La Russie, la Chine et les pays d'Asie centrale regroupés au sein de l'Organisation de coopération de Shanghai (OCS), dont le sommet annuel s'est tenu hier à Pékin, envisagent de se passer du dollar pour leurs échanges commerciaux, notamment de pétrole. Cette proposition, qui devrait faire l'objet d'une discussion plus formelle d'ici à la fin de l'année lors d'un sommet financier de l'OCS au Kazakhstan, a de quoi alimenter la rumeur récurrente d'un effort concerté des rivaux des Etats-Unis pour faire perdre au dollar son rôle dominant. Rumeur relancée récemment par un article du quotidien britannique « The Independent » (démenti par les gouvernements concernés) selon lequel les monarchies arabes, la Russie, la Chine, mais aussi la France (?!), le Brésil et le Japon conspiraient pour remplacer le dollar par un panier de monnaies, l'euro, le yen et le yuan, sur le marché du pétrole.
Portée limitée
Le projet évoqué hier à Pékin peut d'autant plus faire couler de l'encre qu'il émane d'une organisation qui essaye de s'affirmer face aux Etats-Unis sur le plan géostratégique et sécuritaire en un embryon d'Otan oriental. Mais, si cette proposition peut provoquer quelques émotions à Washington ou ailleurs, elle n'a toutefois qu'une portée très limitée. En effet, les échanges entre la Russie, la Chine, le Kazakhstan, le Tadjikistan, l'Ouzbékistan et le Kirghizstan ne représentent qu'une minuscule portion, inférieure à 0,3 %, du commerce international. D'ailleurs, même si l'ensemble des exportateurs de pétrole demandaient à ne plus être payés en billets verts, cela ne représenterait qu'une goutte d'eau comparé au montant des réserves de dollars détenues par les principaux pays de la planète, qui confèrent au billet vert son statut. En outre, facturer le pétrole en rouble ou en yuan conduirait inéluctablement à une hausse de ces devises, affaiblissant au passage la compétitivité russe ou chinoise,… ce qui ne fait certainement pas partie des plans de Pékin (mais correspond aux demandes répétées des pays occidentaux).

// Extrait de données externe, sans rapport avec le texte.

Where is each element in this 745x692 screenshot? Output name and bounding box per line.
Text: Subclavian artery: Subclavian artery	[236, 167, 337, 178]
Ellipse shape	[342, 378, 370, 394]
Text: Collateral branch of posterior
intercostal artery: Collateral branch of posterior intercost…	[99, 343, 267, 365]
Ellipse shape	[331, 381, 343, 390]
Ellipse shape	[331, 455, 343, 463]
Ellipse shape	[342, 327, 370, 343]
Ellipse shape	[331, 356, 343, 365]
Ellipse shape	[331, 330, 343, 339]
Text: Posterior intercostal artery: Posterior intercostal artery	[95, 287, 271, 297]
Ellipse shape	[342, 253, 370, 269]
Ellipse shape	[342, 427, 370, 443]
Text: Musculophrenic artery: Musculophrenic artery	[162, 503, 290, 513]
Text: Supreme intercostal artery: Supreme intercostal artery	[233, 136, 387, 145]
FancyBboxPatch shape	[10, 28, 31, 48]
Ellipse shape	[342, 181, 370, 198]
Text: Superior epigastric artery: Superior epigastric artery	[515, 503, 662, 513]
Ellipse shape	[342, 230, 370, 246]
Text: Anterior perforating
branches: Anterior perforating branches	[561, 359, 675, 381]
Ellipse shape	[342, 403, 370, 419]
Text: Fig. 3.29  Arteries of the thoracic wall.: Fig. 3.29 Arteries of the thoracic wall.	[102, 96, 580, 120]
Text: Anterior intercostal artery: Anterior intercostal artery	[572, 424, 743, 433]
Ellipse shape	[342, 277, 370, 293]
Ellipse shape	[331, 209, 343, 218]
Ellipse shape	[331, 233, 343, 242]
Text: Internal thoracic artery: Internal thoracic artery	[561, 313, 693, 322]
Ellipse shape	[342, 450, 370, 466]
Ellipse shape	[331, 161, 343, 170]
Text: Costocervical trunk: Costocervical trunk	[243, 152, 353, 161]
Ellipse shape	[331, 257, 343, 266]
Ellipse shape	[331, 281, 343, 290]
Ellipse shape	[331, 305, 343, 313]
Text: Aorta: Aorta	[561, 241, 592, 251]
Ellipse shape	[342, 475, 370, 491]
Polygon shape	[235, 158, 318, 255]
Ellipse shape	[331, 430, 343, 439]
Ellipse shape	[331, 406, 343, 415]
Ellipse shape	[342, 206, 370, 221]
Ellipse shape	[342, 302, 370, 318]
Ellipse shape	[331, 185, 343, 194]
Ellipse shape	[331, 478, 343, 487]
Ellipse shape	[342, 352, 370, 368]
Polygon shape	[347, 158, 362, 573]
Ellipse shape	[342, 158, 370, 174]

Financement d'infrastructures
Peinant à trouver sa raison d'être sur le plan économique depuis sa création en 2001 (quoique Pékin soit le deuxième fournisseur et le sixième client de Moscou tandis que la Russie est le huitième débouché des Chinois et leur cinquième fournisseur), l'OCS a aussi annoncé hier le lancement d'un fonds commun pour le financement d'infrastructures dans l'énergie (les membres de l'OCS disposent de la moitié des réserves prouvées de gaz de la planète et d'un sixième de celles de pétrole), les transports et les télécommunications. Le montant de la participation de chacun sera déterminé ultérieurement. Et, si les membres de l'OCS, où l'Iran, l'Inde et le Pakistan disposent d'un siège d'observateur, se sont dits déterminés à « approfondir la coopération mutuelle » et à « coordonner les mesures anticrise », ils n'ont divulgué aucun détail. Même la ligne de crédit de 10 milliards de dollars offerte en juin par Pékin aux pays d'Asie centrale pour les aider à surmonter la récession n'a fait l'objet d'aucune confirmation officielle.